2017 is going to be a year of volatility and certainly primarily driven by political risks. That’s the view of Daniel Morris, senior investment strategist at BNP Paribas Investment Partners.
Looking at Europe, with all the elections ahead of us, Morris said some countries' leading parties are talking about leaving the Eurozone.
‘If those parties won power and started implementing any of those initiatives, which would be quite acceptable for investors’ sentiment,’ Morris told Citywire Asia.
Besides European political risk, the other risk that easily comes to investors' mind is the Trump presidency in the US, particularly around trade and the the stimulus package of corporate tax reforms that he has discussed.
‘Some of the numbers initially proposed were up to seven trillion dollars in tax cuts both for corporations and households, and that will be funded just by increasing more issuances in the US treasuries and the increasing issuances in debt.
‘With that actually happening, you would see a big increase in inflation, more likely in the US. And the Fed will react to that by increasing its interest rates. So at the end, it would have a negative outcome for the US.'
Key growth drivers
Regarding the major growth drivers, Morris said: ‘The market has the potential for change in the US -- whether the result turns out to be a positive or negative change is clearly one of the big questions.

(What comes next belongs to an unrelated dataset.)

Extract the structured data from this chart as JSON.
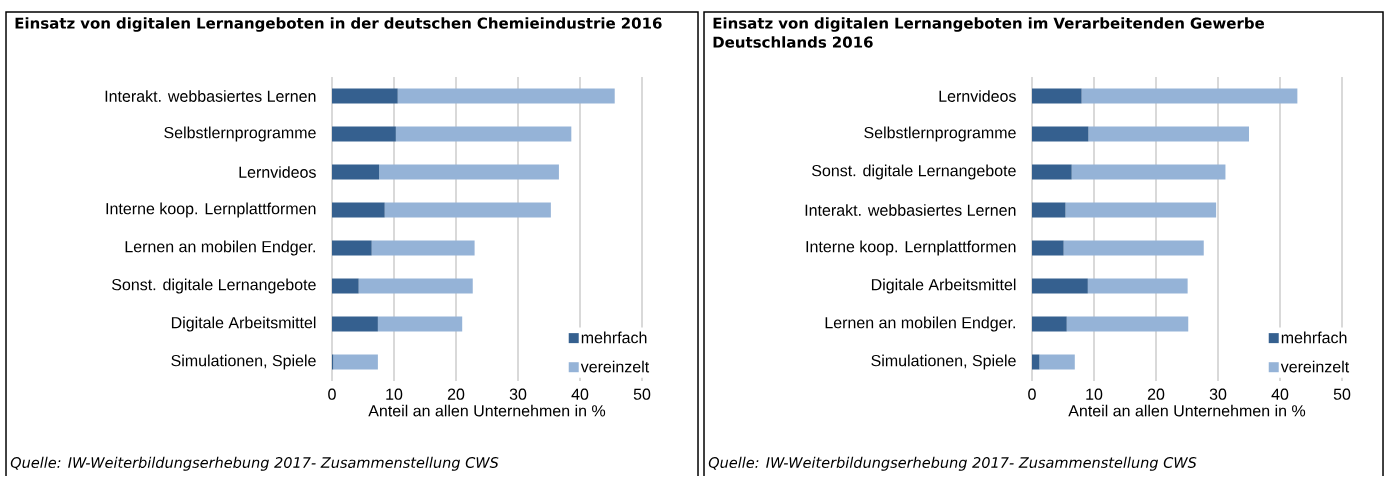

‘Though that may have more of an impact on the markets rather than necessarily on economic growth, we actually don't think it will be much higher in 2017 than it was last year.’
Another growth driver that's going to be key is perhaps the outlook for commodity prices, Morris said. ‘Clearly we have had a big rally already from February 2016 and the question is how much that can go.’
Lastly, people are fairly pessimistic about Europe right now.
‘However, as the underlying economic and earnings trends are positive, when we get to these elections, it might turn out better than expected.
‘I think there is some potential for performances in Europe.’
‘For the New Year, emerging markets look quite attractive. Compared to the valuations on the equity front, emerging markets are much cheaper or appear to be less expensive than developed markets equities,’ said Morris.
'In the short term, the US dollar is probably going to be a drag, both on equities and fixed income, but the valuation is actually looking better for emerging markets.’